Le pape a tenu bon et il a effectué cette visite annoncée en Egypte vendredi et samedi malgré les risques.  Le Caire s’était transformé en « forteresse » notent les médias, comme lors de la visite du président américain Barack Obama en 2009.

« Le déplacement du chef de l’Eglise catholique doit marquer un nouveau pas dans le réchauffement des relations entre le Vatican et l’institution musulmane sunnite d’Al-Azhar, après la brouille intervenue dans les dernières années du pontificat de Benoît XVI. Mais elle est aussi l’occasion pour le pape argentin de redire son soutien à la communauté copte, dans un pays endeuillé par les attentats contre deux églises lors des célébrations des Rameaux, le 9 avril [...] qui ont fait 46 morts et plongé les coptes [10 % au moins de la population égyptienne] dans un état de choc et de colère sourde mais bien réelle : contre les extrémistes musulmans mais aussi contre le pouvoir, accusé de faire trop peu pour les protéger », écrit l’envoyée spéciale du Monde.

Libération du 27 avril sur le même sujet titre : « Le vicaire du Christ en quête de concorde  pour consolider les relations entre l’islam et le christianisme. » L’article rappelle les relations tendues du pape précédent avec le monde musulman et sa dénonciation de « la violence en islam ».

Aujourd’hui, la situation internationale fait que Al-Azhar comme le Vatican et le monde chrétien en général ont besoin d’entente. Les coptes orthodoxes représentent quelque 10 % de la population, entre 8 et 10 millions de fidèles, officiellement, car certains affirment qu’en réalité ils seraient plus nombreux mais qu’il ne faut pas avoir l’air de provoquer les musulmans.
Les coptes catholiques seraient 250 000 et jouent un rôle social et éducatif important. Des religieuses, entre autres, s’activent auprès des femmes, y compris en matière de planning familial... Mais les relations entre coptes catholiques et orthodoxes ne sont pas toujours au beau fixe !
Quant aux coptes protestants, le chercheur Sébastien Fath écrit sur son blog :
« En-dehors des coptes protestants, qui seraient au moins 400 000, le protestantisme en Egypte s'exprime au travers d'une influence en profondeur... sur l'Eglise copte majoritaire. Cette dernière est pourtant aujourd'hui très méfiante vis-à-vis des protestants, au point que le défunt Chenouda III est parfois allé jusqu'à préconiser : “plutôt musulman que protestant”. Mais il n'en a pas toujours été ainsi. [...] le protestantisme, timidement implanté à partir du XVIIIe siècle [avec l’aide de missions britanniques et américaines] , a d'abord souhaité “réveiller’ de l'intérieur l'Eglise copte. »

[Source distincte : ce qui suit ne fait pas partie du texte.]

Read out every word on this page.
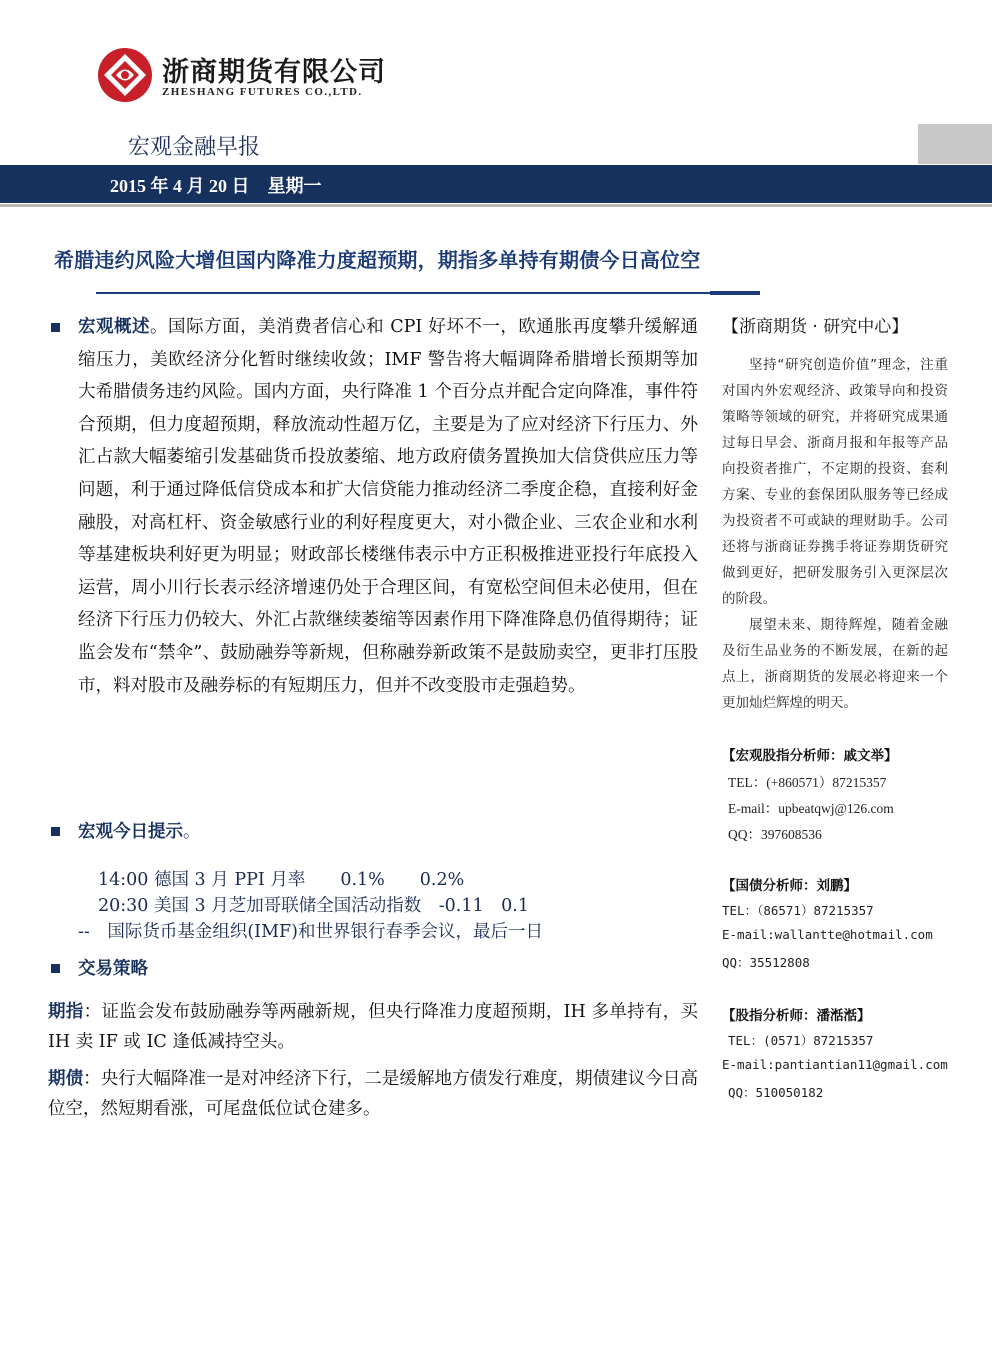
浙商期货有限公司
ZHESHANG FUTURES CO.,LTD.
宏观金融早报
2015 年 4 月 20 日　星期一
希腊违约风险大增但国内降准力度超预期，期指多单持有期债今日高位空
宏观概述。国际方面，美消费者信心和 CPI 好坏不一，欧通胀再度攀升缓解通缩压力，美欧经济分化暂时继续收敛；IMF 警告将大幅调降希腊增长预期等加大希腊债务违约风险。国内方面，央行降准 1 个百分点并配合定向降准，事件符合预期，但力度超预期，释放流动性超万亿，主要是为了应对经济下行压力、外汇占款大幅萎缩引发基础货币投放萎缩、地方政府债务置换加大信贷供应压力等问题，利于通过降低信贷成本和扩大信贷能力推动经济二季度企稳，直接利好金融股，对高杠杆、资金敏感行业的利好程度更大，对小微企业、三农企业和水利等基建板块利好更为明显；财政部长楼继伟表示中方正积极推进亚投行年底投入运营，周小川行长表示经济增速仍处于合理区间，有宽松空间但未必使用，但在经济下行压力仍较大、外汇占款继续萎缩等因素作用下降准降息仍值得期待；证监会发布“禁伞”、鼓励融券等新规，但称融券新政策不是鼓励卖空，更非打压股市，料对股市及融券标的有短期压力，但并不改变股市走强趋势。
宏观今日提示。
14:00 德国 3 月 PPI 月率　　0.1%　　0.2%
20:30 美国 3 月芝加哥联储全国活动指数　-0.11　0.1
--　国际货币基金组织(IMF)和世界银行春季会议，最后一日
交易策略
期指：证监会发布鼓励融券等两融新规，但央行降准力度超预期，IH 多单持有，买 IH 卖 IF 或 IC 逢低减持空头。
期债：央行大幅降准一是对冲经济下行，二是缓解地方债发行难度，期债建议今日高位空，然短期看涨，可尾盘低位试仓建多。
【浙商期货 · 研究中心】
坚持“研究创造价值”理念，注重对国内外宏观经济、政策导向和投资策略等领域的研究，并将研究成果通过每日早会、浙商月报和年报等产品向投资者推广，不定期的投资、套利方案、专业的套保团队服务等已经成为投资者不可或缺的理财助手。公司还将与浙商证券携手将证券期货研究做到更好，把研发服务引入更深层次的阶段。
展望未来、期待辉煌，随着金融及衍生品业务的不断发展，在新的起点上，浙商期货的发展必将迎来一个更加灿烂辉煌的明天。
【宏观股指分析师：戚文举】
TEL：(+860571）87215357
E-mail：upbeatqwj@126.com
QQ：397608536
【国债分析师：刘鹏】
TEL：（86571）87215357
E-mail:wallantte@hotmail.com
QQ：35512808
【股指分析师：潘湉湉】
TEL：(0571）87215357
E-mail:pantiantian11@gmail.com
QQ：510050182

Cependant, entre coptes orthodoxes et catholiques, et protestants, les relations ne sont pas toujours aisées, d’où le signal fort envoyé par le pape François avec sa visite, relève Libération. Et on l’a constaté avec par exemple une exigence de formation biblique, propre au protestantisme. Aujourd’hui il faut que le christianisme en Egypte, fasse la preuve qu’il n’est pas une religion « étrangère ».

Il faut aussi que les autorités égyptiennes reconnaissent que les chrétiens ont droit à la citoyenneté pleine et entière comme les autres Egyptiens et non plus à « une protection spécifique » en tant que minorités et qu’elles fassent en sorte que ce soit vrai et non plus cantonnée aux discours compassionnels lorsqu’il y a un attentat.

On rappellera, pour mémoire, que le christianisme est arrivé en Egypte au 1er siècle alors que l’islam, la religion des envahisseurs, au 7e siècle.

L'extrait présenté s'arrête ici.